L’acné hormonale : c’est quoi et comment (bien) la traiter ?

Le (super) guide pour tout piger à l’acné hormonale (et la traiter)

 

Cet article, on l’a imaginé comme celui qu’on aurait aimé lire à nos 15 / 28 / 34 / 43 ans (OU à tous les moments de la vie, en fait !). Pourquoi on vous dit ça ? Parce que l’acné hormonale n’a PAS d’âge (contrairement à ce qu’on voudrait parfois nous faire croire), et que c’est toujours le bon moment pour commencer à déculpabiliser et prendre soin de soi, de sa peau (... et à se kiffer, avec ou sans acné #magichormones).  

Pour le dire en deux mots ou presque, l’acné hormonale, c’est qui, c’est quoi ? Eh bien comme son nom l’indique, c’est un type d’acné qui est directement lié aux fluctuations des hormones et donc… au cycle menstruel (et tous les évènements qui lui sont liés, comme la contraception, les règles, la grossesse, la (pré)ménopause...). 

 

Elle peut donc concerner toutes les personnes à tous les moments de la vie, et est localisée spécifiquement sur le visage (menton, mâchoire, joues…). Bref, on ne va pas se mentir : l’acné, c’est un peu BEAUCOUP la plaie (sans mauvais jeu de mot). Alors comment on fait ? 

 

Au programme de cet article : vous renseigner vite-fait-bien-fait sur la diff’ entre acné hormonale et acné tout court, savoir reconnaître une poussée d’acné hormonale (pour mieux l’anticiper et la soigner !), ET last but not least : chiner des conseils avisés côté traitements pour mieux prendre soin de votre peau, de vous, et vous sentir bien, boutons ou pas boutons (la base). 

 

Welcome dans ce maxi best-of d’infos et de conseils self-care à imprimer et à coller dans votre salle de bains (enfin, si vous voulez, héhé). On vous montre ? 

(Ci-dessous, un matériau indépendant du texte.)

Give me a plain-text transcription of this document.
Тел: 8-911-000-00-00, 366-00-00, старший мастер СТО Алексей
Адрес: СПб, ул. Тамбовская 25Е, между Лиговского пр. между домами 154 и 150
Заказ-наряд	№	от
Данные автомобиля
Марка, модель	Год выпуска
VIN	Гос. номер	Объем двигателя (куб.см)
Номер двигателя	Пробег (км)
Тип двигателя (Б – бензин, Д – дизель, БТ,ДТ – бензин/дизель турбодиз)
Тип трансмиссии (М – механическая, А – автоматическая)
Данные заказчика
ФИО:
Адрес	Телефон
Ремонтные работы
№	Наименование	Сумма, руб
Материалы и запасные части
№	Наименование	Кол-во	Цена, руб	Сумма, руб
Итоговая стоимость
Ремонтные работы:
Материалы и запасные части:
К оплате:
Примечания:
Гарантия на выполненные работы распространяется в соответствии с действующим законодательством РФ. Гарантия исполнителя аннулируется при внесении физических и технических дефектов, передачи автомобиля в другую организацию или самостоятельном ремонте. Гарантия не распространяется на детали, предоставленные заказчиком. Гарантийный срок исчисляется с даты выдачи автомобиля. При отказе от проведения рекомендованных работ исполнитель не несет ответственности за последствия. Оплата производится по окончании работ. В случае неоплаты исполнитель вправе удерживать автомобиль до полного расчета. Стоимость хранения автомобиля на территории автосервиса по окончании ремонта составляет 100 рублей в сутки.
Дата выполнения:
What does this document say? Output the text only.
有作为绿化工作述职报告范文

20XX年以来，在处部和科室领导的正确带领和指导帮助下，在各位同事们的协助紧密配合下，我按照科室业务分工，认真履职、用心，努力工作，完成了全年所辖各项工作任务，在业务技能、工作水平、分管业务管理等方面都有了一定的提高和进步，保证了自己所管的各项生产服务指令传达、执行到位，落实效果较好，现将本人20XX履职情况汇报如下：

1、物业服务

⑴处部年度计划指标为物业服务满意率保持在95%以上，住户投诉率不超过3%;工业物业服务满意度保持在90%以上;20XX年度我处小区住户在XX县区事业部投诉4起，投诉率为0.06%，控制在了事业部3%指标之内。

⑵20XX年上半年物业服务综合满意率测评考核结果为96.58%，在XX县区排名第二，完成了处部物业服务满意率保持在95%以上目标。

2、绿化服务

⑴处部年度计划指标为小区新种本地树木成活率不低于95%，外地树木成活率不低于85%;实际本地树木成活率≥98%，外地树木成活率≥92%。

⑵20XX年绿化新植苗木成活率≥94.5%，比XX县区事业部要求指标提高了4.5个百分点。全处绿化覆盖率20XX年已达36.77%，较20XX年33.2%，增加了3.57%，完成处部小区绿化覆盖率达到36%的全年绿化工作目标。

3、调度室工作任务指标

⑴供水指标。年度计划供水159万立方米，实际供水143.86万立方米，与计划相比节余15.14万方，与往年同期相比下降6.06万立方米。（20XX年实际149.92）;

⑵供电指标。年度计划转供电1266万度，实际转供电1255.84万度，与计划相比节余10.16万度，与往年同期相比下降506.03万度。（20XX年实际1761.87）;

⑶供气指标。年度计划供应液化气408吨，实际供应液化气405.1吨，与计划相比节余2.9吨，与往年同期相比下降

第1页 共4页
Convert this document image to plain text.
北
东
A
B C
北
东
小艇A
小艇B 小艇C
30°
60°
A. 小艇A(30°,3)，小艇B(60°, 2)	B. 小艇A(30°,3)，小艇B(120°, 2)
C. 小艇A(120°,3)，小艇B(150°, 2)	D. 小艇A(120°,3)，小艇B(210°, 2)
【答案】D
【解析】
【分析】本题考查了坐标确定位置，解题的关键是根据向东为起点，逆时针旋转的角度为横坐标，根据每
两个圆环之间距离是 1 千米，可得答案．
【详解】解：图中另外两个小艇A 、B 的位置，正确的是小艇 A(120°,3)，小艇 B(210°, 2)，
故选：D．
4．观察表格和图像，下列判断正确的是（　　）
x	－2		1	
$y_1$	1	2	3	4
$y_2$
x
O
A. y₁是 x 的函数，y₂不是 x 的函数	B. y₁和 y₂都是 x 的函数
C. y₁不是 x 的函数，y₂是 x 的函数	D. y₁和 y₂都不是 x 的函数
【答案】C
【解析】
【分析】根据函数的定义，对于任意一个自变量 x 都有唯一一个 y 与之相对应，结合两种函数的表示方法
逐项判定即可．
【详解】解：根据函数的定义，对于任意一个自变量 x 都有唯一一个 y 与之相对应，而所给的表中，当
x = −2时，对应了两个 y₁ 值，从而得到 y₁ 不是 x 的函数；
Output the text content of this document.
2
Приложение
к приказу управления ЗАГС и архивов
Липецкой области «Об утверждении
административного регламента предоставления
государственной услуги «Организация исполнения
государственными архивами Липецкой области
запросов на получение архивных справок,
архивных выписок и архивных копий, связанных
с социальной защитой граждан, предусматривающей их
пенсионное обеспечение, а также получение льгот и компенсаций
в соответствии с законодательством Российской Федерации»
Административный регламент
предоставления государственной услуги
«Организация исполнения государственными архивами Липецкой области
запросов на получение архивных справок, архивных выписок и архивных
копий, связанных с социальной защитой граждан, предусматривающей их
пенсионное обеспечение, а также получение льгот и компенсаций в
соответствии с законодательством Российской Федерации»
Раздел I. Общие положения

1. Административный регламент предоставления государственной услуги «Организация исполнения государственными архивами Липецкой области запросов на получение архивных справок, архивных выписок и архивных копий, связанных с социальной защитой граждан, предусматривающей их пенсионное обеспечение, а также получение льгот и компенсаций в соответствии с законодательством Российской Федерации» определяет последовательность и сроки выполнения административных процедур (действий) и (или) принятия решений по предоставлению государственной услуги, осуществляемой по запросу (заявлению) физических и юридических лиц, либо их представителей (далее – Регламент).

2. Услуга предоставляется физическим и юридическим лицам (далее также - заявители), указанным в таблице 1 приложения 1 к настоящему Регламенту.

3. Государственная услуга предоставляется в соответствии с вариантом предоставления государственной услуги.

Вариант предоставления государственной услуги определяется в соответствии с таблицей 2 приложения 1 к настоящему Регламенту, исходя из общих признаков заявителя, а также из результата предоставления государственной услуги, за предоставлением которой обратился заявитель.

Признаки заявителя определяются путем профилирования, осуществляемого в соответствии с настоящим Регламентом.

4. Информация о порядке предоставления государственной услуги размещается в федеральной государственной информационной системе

     #1 : Qu’est-ce que l’acné hormonale ? 

    Reprenons par la base : l’acné hormonale, c’est donc un certain type d’acné qui dépend… des fluctuations des hormones (sans déc’). Pour bien comprendre, dites-vous que l’acné (de manière générale) peut-être définie comme “une maladie de la peau due à une inflammation des glandes sébacées” (merci Wiki). 

     

    Dans le cas de l’acné hormonale, les boutons qui apparaissent sont le plus souvent kystiques (on en reparlera) = vos pores sont en fait bouchées par un excès de sébum, et par d’autres cellules mortes et débris organiques (sympaaa), qui peuvent provoquer des lésions sur la peau (surtout si vous les touchez #onconnaît). 

     

    OK mais qu’est-ce que ça veut dire concrètement ? Eh bien déjà, que nos hormones ont un impact direct sur l’apparence de notre peau et nos (éventuelles) poussées d’acné… à base de peau niquel juste après les règles (yay), et boutons sur le visage pendant le Syndrome Pré-Menstruel par exemple (tmtc).

     

    MAIS AUSSI qu’il y a plusieurs types d’acné qui peuvent se manifester à l’âge adulte, et que plusieurs facteurs peuvent favoriser son apparition. Which means que pour distinguer l’acné hormonale de l’acné adulte, il faut pouvoir identifier ses particularités : la plus évidente étant l’apparition cyclique de ces poussées de boutons, à des moments particuliers du cycle menstruel / de la vie (règles, pilule, grossesse, pré-ménopause, ménopause etc…). 

     

    En bref : les occas’ pour nos corps de “s’exprimer” à base de grand écart et big-bang hormonal sont nombreuses (oopsie). 

     

    Comment reconnaître une poussée d’acné hormonale ? 

    “Ok mais du coup : c’est de l’acné, de l’acné hormonale ou juste un bouton ?”

    Très bonne question. Car il faut savoir qu’effectivement, les facteurs qui peuvent favoriser une poussée d’acné à l’âge adulte ne manquent pas… et qu’ils ne sont pas forcément hormonaux justement. 

    Au banc des accusés, par exemple : le stress (!), une alimentation trop riche (en sucres raffinés...), la pollution, l’hérédité, le tabac, le soleil, ou encore des produits cosmétiques pas naturels ou pas adaptés à votre type de peau. Ça fait beaucoup, oui ! 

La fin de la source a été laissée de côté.